2) La consécration de la Ville à la Vierge des Ardilliers

 Le 30 avril 1615, le corps de ville, réuni sous la présidence du sénéchal et maire, place Saumur sous la sauvegarde et protection de Notre-Dame des Ardilliers, la reconnaissant comme « dame et patronne » ( A.M.S., II C 14, n° 2 et 3 ). Ce voeu solennel est surprenant, voire choquant, sous deux aspects :

  • Cet acte municipal engage « les habitants de la ville de Saumur » - et non pas les habitants catholiques de Saumur. Le cinquième de cette population est protestant et ne saurait y souscrire...
  • Les édiles entendent remercier la Vierge de les avoir pris sous sa « protection et sauvegarde singulière », lors de la grande inondation de mars précédent. François Bourneau décrit le " Déluge de Saumur " comme une catastrophe épouvantable, qui a causé d'énormes dégâts et emporté les ponts. Comment son propre frère, Guillaume Bourneau, procureur du roi et rédacteur probable de l'acte, peut-il y voir le signe d'une protection particulière ?
  •  En réalité, cet acte marque les débuts de l'offensive contre le gouverneur lancée par le " parti dévot " local, offensive qui va prendre de l'ampleur à la fin de la décennie.
     Ces militants ultra-catholiques, hostiles à l'Edit de Nantes, se consacrent en outre, avec leur famille, à N.-D. des Ardilliers : Guillaume Bourneau à la Toussaint 1614, Jean II Bonneau de la Maisonneuve à l'Annonciation 1617. Ce dernier souhaite « que je puisse dignement m'acquitter de ma charge et rendre la justice équitablement, sans accepter de personne ». La famille Bonneau, dont nous avons constaté les pratiques, a effectivement tout lieu de prendre de bonnes résolutions.
      

    3) Les Ardilliers et la destruction du parti protestant

     Le cardinal de Bérulle, fondateur de l'Oratoire et ami de la reine mère, fut l'un des premiers à souhaiter la reprise de La Rochelle, à une époque où Richelieu était encore réticent.
     La plupart des pèlerinages de Louis XIII sont associés à une action contre le parti protestant. En 1621, il débarque aux Ardilliers et se rend dans la chapelle avant de destituer Duplessis-Mornay. En 1632, il offre au sanctuaire deux grands chandeliers d'argent de 5 à 6 pieds de haut, en remerciement à la Vierge « de l'assistance particulière qu'elle lui a prêté en la réduction de sa Ville de La Rochelle en son obéissance » ( cité par de VIGUERIE, p. 54 ).
       

    4) Les Ardilliers, centre d'abjuration

     Les Oratoriens reçoivent des évêques d'Angers et de Poitiers la charge d'instruire les protestants qui demandent à se convertir.
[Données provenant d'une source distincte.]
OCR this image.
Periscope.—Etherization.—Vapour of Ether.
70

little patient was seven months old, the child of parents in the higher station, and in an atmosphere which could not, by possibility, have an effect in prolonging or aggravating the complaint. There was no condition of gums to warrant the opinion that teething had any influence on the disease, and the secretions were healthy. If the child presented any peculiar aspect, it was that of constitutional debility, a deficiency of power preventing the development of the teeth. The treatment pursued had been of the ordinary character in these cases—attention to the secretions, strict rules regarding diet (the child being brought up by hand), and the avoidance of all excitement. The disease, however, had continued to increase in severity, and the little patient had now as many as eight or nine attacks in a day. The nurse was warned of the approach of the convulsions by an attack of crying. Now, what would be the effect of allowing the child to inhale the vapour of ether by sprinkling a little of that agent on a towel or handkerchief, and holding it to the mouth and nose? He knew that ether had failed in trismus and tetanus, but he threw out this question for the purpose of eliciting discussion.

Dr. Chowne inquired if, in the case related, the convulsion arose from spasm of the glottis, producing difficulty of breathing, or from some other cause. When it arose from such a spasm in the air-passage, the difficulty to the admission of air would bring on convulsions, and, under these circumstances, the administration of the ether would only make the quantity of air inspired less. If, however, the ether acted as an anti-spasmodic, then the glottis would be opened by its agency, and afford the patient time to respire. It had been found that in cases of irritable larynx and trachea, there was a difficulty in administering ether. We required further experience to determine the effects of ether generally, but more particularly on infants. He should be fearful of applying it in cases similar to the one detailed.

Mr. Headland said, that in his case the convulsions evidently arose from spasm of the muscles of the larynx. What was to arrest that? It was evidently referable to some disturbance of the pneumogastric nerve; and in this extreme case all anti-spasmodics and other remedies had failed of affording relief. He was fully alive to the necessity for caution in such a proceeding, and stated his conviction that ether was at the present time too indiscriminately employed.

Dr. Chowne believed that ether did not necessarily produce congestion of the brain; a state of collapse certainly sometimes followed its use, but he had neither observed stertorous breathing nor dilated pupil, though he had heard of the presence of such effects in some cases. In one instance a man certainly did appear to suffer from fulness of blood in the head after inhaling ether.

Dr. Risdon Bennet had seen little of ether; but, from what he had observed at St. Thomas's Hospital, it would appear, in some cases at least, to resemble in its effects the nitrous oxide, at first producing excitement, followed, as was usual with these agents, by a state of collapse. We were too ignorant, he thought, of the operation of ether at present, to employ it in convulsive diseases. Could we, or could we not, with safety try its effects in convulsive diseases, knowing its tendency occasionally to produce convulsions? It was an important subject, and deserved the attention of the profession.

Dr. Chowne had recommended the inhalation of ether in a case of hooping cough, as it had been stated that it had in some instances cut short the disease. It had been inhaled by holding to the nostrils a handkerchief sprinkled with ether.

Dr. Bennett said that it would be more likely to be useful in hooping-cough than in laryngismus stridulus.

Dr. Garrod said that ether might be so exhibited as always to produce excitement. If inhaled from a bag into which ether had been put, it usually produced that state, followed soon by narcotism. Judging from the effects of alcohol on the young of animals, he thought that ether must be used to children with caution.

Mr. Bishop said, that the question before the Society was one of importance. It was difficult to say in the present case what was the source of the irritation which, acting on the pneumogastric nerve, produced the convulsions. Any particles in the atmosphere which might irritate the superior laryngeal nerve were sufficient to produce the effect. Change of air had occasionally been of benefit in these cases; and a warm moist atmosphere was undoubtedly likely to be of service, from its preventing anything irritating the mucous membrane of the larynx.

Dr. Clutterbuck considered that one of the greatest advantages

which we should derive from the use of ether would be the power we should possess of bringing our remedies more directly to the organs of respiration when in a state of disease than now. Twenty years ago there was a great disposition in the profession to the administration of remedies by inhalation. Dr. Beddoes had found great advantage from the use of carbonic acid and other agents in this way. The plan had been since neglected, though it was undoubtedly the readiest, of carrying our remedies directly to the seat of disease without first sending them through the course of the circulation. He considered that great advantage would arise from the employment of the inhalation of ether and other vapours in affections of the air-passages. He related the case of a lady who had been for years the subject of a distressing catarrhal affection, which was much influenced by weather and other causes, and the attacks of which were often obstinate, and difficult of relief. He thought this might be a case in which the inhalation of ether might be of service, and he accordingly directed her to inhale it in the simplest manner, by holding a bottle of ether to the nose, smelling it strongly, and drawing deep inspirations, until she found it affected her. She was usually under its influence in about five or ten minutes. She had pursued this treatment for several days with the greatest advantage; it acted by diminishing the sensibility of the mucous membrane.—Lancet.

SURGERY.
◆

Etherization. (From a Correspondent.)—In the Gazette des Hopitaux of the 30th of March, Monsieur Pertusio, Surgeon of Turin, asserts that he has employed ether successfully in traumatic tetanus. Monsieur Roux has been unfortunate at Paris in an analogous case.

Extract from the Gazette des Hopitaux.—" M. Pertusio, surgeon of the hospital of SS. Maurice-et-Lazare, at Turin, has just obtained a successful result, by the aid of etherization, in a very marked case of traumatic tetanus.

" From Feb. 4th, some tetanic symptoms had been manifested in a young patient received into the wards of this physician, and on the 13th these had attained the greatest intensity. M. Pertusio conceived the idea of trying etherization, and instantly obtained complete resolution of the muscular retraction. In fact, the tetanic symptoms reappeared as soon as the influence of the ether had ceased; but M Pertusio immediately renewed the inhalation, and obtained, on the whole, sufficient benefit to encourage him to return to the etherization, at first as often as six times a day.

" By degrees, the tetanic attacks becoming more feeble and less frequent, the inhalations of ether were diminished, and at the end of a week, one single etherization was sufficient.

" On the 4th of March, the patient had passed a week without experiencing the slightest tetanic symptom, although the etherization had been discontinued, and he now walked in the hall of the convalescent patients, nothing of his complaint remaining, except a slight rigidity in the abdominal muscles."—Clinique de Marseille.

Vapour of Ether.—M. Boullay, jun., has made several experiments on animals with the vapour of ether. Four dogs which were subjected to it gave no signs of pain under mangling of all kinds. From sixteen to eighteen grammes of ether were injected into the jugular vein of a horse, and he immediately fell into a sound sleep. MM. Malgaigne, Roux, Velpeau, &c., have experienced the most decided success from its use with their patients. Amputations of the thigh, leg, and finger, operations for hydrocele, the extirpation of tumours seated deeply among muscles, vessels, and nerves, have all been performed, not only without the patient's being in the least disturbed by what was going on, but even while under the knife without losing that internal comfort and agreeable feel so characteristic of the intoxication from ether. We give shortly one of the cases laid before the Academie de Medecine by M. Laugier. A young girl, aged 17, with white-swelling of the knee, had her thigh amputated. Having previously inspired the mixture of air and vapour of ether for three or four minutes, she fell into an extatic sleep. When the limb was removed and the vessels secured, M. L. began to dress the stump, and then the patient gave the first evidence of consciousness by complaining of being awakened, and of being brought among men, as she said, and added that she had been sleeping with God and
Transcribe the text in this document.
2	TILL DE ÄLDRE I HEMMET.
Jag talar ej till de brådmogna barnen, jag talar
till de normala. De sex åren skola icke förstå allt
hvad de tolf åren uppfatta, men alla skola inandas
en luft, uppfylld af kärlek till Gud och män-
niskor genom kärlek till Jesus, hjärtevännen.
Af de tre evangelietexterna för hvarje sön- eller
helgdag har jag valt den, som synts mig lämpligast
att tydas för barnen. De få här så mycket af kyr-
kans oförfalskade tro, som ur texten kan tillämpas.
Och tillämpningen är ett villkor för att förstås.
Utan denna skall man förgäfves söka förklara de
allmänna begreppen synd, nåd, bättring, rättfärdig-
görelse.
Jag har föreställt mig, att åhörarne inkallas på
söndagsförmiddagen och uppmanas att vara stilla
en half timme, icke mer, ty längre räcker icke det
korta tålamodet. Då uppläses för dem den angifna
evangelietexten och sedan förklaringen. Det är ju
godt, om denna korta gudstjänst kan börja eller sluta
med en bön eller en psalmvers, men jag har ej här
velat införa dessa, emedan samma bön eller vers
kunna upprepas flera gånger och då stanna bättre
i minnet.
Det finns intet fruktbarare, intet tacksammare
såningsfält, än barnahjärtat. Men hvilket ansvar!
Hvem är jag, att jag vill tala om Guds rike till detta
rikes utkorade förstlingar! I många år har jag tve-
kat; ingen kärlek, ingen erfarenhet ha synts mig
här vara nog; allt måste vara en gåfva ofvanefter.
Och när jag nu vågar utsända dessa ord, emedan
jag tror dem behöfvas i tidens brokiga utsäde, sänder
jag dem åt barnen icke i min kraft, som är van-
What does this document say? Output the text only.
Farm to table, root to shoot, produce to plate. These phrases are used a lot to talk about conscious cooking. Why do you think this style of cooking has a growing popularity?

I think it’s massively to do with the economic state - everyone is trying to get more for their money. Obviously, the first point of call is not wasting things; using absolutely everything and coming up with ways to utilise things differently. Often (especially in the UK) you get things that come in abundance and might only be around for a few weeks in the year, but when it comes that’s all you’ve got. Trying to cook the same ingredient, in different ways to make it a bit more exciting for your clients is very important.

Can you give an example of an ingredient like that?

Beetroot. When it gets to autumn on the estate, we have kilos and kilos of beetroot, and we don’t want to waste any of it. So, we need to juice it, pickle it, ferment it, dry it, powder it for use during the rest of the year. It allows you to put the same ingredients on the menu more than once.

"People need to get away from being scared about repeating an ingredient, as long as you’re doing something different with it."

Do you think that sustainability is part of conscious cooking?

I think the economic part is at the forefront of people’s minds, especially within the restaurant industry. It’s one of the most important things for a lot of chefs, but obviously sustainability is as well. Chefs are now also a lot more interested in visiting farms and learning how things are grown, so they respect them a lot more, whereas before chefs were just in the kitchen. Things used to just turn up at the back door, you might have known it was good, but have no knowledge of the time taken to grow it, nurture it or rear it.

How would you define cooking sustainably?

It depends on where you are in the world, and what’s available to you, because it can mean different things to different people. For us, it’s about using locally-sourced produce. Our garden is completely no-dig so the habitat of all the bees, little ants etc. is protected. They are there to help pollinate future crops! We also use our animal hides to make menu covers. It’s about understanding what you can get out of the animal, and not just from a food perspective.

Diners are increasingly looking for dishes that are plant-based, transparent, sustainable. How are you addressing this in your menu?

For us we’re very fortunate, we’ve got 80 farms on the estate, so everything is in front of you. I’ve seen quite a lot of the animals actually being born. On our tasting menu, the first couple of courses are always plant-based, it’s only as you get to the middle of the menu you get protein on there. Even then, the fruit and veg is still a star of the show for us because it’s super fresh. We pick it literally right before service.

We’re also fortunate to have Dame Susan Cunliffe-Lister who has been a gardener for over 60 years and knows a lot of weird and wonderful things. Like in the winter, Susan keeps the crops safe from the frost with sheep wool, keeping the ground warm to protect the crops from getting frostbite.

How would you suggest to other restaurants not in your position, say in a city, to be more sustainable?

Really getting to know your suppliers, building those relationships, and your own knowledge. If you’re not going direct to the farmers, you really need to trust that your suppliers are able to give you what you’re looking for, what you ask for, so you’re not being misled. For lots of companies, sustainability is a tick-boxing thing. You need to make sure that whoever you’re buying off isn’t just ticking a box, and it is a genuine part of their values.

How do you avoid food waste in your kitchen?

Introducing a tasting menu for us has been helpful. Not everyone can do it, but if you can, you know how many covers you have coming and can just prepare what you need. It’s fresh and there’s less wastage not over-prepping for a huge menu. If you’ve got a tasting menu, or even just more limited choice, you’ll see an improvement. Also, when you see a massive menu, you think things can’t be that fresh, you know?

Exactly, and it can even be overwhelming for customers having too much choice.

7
Au terme de cet enseignement, se déroule une cérémonie particulière codifiée par un rituel imprimé sur dix grandes pages, le Ritus absolvendi ab haeresi ( A.M.S., II C 1 ).
     Ils enregistrent au total 27 abjurations, mais quatre seulement concernent des habitants de Saumur. Cependant, l'une a quelque poids, puisqu'il s'agit de Jean Cappel, fils aîné du pasteur et du professeur à l'Académie protestante.
      

    5) Un dôme glorifiant la Révocation de l'Edit de Nantes

     Lors de son achèvement, la coupole est ornée d'une longue inscription en lettres de cuivre :

    «  P.O.P. [ Pietas Optimi Principis ] M.DC.XCV DEIPARAE VIRGINI LUDOVICUS XIV DEI GRATIA FRANC. ET NAVAR. REX TOTO REGNO HAERESIM DESTRUIT EJUSQUE FAUTORES TERRA MARIQUE PROFLIGAVIT  »
      1695, piété de l'excellent Prince à la Vierge mère de Dieu ; Louis XIV, par la grâce de Dieu roi de France et de Navarre, a détruit l'hérésie dans tout son royaume et en a écrasé les complices sur terre et sur mer.

     Allusions transparentes à la révocation de l'Edit de Nantes et aux succès royaux dans la guerre contre la Ligue d'Augsbourg. Rien ne prouve que ce type d'inscription figurait dans le projet primitif. Il faut probablement l'attribuer au Père de Sainte-Marthe.
     Les lettres en cuivre ont été fondues à la Révolution, et la première partie du texte seulement a été rétablie.